A Lapa e a Contrapina, de Marques Rebelo, é um romance que mergulha no Rio de Janeiro do início do século XX, dando vida à boemia, aos personagens anônimos e aos contrastes sociais da capital. A obra é um retrato da cidade em transformação, quando tradições conviviam com o surgimento de uma modernidade ainda tímida, criando um ambiente cheio de tensões, esperanças e desencantos.
O enredo se desenvolve em torno de figuras típicas da Lapa, bairro célebre por seus bares, cabarés e encontros noturnos. Marques Rebelo descreve a atmosfera com um olhar atento e, ao mesmo tempo, crítico, revelando o cotidiano de artistas, malandros, prostitutas e trabalhadores que se misturam no espaço urbano. É nesse cenário que se constrói a “contrapina” do título: um contraponto entre ilusões e realidades, entre os sonhos de ascensão e a dureza das condições de vida.
A narrativa, marcada por forte realismo, apresenta uma galeria de personagens complexos, em que nenhum se resume a estereótipos. Ao mostrar seus desejos, fraquezas e escolhas, o autor dá humanidade aos marginalizados e evidencia as ambiguidades dos que circulam pela vida boêmia. Ao mesmo tempo, destaca os dilemas de uma sociedade que oscila entre a tradição patriarcal e os ares de modernização.
O estilo de Marques Rebelo chama a atenção pela fluidez e pela riqueza de detalhes. Suas descrições da Lapa são carregadas de cores, sons e cheiros, transportando o leitor diretamente para as ruas movimentadas, os salões cheios de música e os encontros regados a bebida e conversa. A oralidade da fala popular é incorporada ao texto, reforçando o tom de autenticidade da narrativa.
Um dos temas centrais é o contraste entre o desejo de ascensão social e as armadilhas da realidade. Muitos personagens sonham com uma vida diferente, mais digna ou mais confortável, mas esbarram nas limitações impostas pela desigualdade. A “contrapina” aparece, assim, como metáfora para as frustrações de uma geração que busca caminhos, mas muitas vezes encontra barreiras intransponíveis.
Marques Rebelo também explora o universo feminino na obra, revelando mulheres fortes, mas marcadas por preconceitos e por condições de vida que as empurram à marginalidade. Elas aparecem como figuras centrais na trama, tanto no convívio da boemia quanto nas relações afetivas, que oscilam entre paixão, exploração e resistência.

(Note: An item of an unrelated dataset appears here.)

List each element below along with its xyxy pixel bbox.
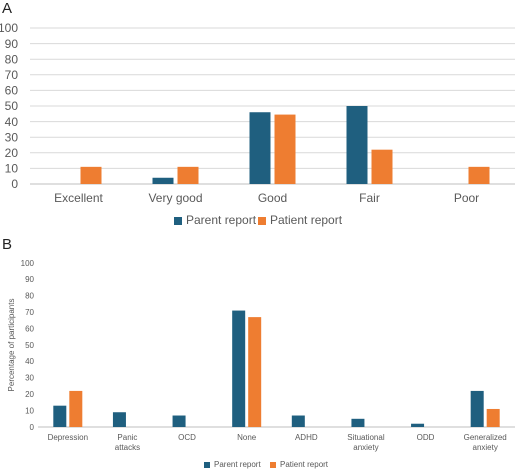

A Lapa, mais do que cenário, torna-se personagem do romance. O bairro é apresentado como espaço de liberdade e transgressão, mas também de decadência e desilusão. É nesse palco vibrante e ambíguo que as histórias individuais se cruzam, revelando uma cidade em ebulição, com suas contradições e com a promessa sempre adiada de mudança.
O romance, assim, não é apenas um retrato da boemia, mas também uma crítica social. Marques Rebelo denuncia, com sutileza, a hipocrisia das elites e a falta de oportunidades para os mais pobres, mostrando como a sociedade carioca da época reproduzia desigualdades profundas sob o verniz da modernidade.
Em suma, A Lapa e a Contrapina é uma obra fundamental para compreender a literatura urbana brasileira, trazendo à tona um retrato fiel da vida carioca do início do século XX. Entre nostalgia, desencanto e poesia, Marques Rebelo constrói um painel vivo e contraditório, que faz da cidade, de seus tipos e de suas noites um espelho da própria condição humana.